Я удержал нахлынувшие слезы,
Я твердым был и лишь слегка вздохнул,
Свои глаза, как бы страшась угрозы,
Я от твоих в испуге отвернул,
И я не знал, что ты, меня жалея,
Глядела и любила, не робея.
Согнуть себя и бешенство души,
Что лишь своим питается мученьем,
Проклятья повторять в глухой тиши,
Томиться беспросветным заключеньем,
Да, быть в цепях, не сметь стонать в тюрьме,
От глаз чужих скрываться в душной тьме.
И ты одна, в мучительные годы,
Меж тем как на тебя я не глядел,
Во мне лучом любви взрастила всходы
И положила тягостям предел,
И я, под блеском этого мгновенья,
От горького восстал самозабвенья.
Твои слова, в которых мир дышал,
Упали в сердце, как роса живая
На тот цветок, что не совсем завял;
Твои уста к моим, изнемогая,
Прильнули; взор твой вспыхнул, как в огне,
И сладко убедил печаль во мне.
О, милая!
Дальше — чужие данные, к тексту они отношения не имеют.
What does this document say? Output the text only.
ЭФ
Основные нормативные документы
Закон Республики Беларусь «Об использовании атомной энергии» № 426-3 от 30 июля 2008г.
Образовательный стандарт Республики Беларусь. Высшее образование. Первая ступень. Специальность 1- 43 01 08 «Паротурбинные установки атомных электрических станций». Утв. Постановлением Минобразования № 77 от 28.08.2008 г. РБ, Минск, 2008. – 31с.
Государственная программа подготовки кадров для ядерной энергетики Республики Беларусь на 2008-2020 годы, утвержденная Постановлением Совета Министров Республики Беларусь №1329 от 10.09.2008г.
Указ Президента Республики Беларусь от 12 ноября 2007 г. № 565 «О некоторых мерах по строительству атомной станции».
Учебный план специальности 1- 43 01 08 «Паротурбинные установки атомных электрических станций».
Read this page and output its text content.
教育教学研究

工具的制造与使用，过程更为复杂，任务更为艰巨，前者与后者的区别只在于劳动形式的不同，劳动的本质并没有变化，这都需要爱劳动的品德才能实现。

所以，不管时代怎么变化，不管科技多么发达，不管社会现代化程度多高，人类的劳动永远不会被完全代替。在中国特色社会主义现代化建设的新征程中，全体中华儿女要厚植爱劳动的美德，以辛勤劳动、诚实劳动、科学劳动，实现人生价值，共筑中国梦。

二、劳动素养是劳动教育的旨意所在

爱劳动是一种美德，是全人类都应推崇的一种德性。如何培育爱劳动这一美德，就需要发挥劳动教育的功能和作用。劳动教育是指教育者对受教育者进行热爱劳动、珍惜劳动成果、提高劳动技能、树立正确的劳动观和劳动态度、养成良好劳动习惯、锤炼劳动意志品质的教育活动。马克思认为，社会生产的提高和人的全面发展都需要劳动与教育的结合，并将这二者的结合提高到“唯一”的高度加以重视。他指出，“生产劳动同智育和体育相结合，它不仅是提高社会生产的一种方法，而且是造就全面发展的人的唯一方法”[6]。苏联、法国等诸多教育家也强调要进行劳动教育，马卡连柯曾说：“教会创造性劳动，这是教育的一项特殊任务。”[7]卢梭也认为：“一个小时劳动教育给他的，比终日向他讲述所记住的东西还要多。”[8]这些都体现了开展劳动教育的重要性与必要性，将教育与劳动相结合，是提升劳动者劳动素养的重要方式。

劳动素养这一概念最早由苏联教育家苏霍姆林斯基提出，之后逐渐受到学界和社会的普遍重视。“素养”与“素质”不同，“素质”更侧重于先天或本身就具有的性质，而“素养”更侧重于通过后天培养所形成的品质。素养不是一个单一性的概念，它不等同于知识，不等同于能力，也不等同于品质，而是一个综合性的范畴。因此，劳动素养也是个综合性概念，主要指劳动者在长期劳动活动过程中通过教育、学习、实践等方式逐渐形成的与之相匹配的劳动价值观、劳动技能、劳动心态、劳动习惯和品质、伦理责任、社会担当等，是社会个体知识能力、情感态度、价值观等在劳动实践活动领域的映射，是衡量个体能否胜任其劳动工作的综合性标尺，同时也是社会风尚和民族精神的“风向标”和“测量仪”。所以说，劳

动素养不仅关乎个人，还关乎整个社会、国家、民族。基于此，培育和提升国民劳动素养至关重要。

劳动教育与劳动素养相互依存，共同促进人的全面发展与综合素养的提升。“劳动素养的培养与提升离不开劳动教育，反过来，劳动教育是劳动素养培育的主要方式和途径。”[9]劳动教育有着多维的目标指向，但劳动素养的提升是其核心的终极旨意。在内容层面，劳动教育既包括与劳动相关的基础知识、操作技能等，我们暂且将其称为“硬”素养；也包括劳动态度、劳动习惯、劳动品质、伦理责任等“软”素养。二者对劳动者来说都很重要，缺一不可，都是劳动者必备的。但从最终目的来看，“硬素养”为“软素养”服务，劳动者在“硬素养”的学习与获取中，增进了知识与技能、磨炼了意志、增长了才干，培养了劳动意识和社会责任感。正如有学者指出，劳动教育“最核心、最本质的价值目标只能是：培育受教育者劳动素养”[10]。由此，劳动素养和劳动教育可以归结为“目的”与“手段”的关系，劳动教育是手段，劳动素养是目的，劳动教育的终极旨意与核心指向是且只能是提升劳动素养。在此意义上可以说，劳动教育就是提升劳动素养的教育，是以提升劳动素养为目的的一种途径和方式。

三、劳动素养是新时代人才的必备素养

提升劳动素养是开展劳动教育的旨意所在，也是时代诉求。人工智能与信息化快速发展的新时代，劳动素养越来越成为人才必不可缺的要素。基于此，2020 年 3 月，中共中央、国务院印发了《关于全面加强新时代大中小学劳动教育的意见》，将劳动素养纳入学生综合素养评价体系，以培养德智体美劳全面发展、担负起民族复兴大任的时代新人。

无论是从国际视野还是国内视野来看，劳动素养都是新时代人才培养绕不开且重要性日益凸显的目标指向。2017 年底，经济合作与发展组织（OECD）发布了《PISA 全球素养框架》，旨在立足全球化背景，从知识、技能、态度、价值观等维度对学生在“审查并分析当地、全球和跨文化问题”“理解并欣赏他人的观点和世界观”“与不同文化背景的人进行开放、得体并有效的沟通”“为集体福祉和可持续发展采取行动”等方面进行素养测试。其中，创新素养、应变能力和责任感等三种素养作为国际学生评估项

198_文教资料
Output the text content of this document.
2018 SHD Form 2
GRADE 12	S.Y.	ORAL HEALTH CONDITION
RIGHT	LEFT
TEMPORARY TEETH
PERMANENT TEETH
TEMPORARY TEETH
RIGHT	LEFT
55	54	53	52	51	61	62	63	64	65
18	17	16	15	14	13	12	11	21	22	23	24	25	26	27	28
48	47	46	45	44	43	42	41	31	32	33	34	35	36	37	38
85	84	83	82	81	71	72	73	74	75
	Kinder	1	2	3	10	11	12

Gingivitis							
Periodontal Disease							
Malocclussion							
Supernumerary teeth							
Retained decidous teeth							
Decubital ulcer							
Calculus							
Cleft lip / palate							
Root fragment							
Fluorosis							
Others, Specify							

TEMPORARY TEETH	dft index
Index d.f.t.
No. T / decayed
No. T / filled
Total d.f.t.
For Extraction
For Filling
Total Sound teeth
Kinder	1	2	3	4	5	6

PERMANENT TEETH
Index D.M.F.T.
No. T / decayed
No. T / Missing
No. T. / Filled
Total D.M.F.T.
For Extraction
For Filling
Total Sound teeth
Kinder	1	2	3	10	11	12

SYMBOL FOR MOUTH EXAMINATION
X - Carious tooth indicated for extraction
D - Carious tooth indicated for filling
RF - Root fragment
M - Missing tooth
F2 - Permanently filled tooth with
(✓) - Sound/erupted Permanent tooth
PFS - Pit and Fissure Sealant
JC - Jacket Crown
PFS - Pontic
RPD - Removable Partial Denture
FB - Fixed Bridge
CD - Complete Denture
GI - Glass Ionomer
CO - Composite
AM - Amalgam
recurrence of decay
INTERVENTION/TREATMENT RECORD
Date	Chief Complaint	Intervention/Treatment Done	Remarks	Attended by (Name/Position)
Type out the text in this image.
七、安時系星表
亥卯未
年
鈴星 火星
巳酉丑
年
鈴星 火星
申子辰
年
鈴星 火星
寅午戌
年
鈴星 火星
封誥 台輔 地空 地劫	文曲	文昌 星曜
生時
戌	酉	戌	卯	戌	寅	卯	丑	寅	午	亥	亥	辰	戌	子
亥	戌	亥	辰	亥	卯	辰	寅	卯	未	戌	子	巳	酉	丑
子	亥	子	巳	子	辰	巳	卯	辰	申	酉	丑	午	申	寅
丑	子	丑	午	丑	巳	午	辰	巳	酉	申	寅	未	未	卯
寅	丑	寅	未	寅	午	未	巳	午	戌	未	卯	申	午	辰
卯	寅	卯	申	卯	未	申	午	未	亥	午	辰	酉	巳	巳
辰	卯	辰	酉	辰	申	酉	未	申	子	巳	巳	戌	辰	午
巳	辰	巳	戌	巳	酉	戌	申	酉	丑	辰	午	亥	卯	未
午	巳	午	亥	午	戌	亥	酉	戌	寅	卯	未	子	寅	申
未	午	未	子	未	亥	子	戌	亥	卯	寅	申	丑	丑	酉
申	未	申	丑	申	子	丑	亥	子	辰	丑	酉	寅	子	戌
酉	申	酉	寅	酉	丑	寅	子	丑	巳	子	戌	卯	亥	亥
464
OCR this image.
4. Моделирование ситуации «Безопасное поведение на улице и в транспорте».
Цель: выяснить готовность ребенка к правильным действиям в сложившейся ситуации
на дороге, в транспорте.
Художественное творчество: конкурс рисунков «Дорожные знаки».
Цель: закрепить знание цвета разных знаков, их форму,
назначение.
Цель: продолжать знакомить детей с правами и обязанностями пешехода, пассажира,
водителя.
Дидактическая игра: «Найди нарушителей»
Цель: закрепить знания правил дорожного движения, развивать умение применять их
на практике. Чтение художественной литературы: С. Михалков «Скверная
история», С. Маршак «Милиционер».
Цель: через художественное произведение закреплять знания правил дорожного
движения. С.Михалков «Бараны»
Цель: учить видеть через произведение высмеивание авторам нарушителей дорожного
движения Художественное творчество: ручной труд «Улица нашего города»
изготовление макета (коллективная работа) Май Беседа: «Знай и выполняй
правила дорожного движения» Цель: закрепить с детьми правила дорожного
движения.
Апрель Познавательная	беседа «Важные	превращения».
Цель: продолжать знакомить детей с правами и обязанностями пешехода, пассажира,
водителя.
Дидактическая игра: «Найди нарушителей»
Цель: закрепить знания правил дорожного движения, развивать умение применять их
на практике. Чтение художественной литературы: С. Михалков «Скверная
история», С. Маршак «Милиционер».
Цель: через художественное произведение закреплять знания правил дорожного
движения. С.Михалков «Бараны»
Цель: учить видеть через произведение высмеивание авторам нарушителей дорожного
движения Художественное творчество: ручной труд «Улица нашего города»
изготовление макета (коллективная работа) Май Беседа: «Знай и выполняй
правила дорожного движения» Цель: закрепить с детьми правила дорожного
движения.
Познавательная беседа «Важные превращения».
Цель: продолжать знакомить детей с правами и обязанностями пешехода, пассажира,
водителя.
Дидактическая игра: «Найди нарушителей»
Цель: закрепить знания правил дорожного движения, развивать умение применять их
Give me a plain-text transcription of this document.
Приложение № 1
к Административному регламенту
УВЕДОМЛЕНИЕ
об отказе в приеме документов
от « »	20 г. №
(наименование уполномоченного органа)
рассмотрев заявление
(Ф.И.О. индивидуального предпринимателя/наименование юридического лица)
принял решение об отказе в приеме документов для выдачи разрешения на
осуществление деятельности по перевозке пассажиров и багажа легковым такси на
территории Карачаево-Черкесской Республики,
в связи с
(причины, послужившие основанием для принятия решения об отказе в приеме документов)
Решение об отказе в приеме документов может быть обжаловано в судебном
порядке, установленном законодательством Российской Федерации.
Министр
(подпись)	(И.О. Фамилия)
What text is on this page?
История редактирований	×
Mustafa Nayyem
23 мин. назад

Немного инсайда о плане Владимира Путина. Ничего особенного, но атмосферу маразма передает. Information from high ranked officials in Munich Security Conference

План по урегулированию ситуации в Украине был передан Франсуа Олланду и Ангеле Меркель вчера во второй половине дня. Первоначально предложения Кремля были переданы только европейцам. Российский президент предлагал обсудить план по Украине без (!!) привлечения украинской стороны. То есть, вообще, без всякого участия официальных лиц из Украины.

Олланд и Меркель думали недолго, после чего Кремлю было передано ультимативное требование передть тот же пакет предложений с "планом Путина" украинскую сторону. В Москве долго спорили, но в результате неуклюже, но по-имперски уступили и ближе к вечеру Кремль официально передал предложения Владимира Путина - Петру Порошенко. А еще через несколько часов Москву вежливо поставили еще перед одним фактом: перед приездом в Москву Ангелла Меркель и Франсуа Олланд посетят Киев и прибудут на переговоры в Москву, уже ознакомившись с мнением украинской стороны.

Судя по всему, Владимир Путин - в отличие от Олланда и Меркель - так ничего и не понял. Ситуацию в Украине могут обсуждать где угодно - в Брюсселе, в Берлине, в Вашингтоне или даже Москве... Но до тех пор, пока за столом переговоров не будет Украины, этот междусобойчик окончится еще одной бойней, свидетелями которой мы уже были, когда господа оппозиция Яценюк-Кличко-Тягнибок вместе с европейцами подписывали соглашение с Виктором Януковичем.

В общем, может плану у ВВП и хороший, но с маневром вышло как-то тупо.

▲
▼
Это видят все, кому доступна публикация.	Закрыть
Тоска и опасенье
Еще грозят так странно мне с тобой,
Еще нам нужно слово утешенья;
Превратности с томительной борьбой
Пусть к нам свои не обращают взгляды,
А то совсем не будет нам отрады.
Ты так кротка, ты так добра, мила,
И я не мог бы жить на этом свете,
Когда бы ты такою не была,
Когда б ты отказала мне в привете,
Надела б маску, — лишь в душе, на дне,
Скрывая ото всех любовь ко мне.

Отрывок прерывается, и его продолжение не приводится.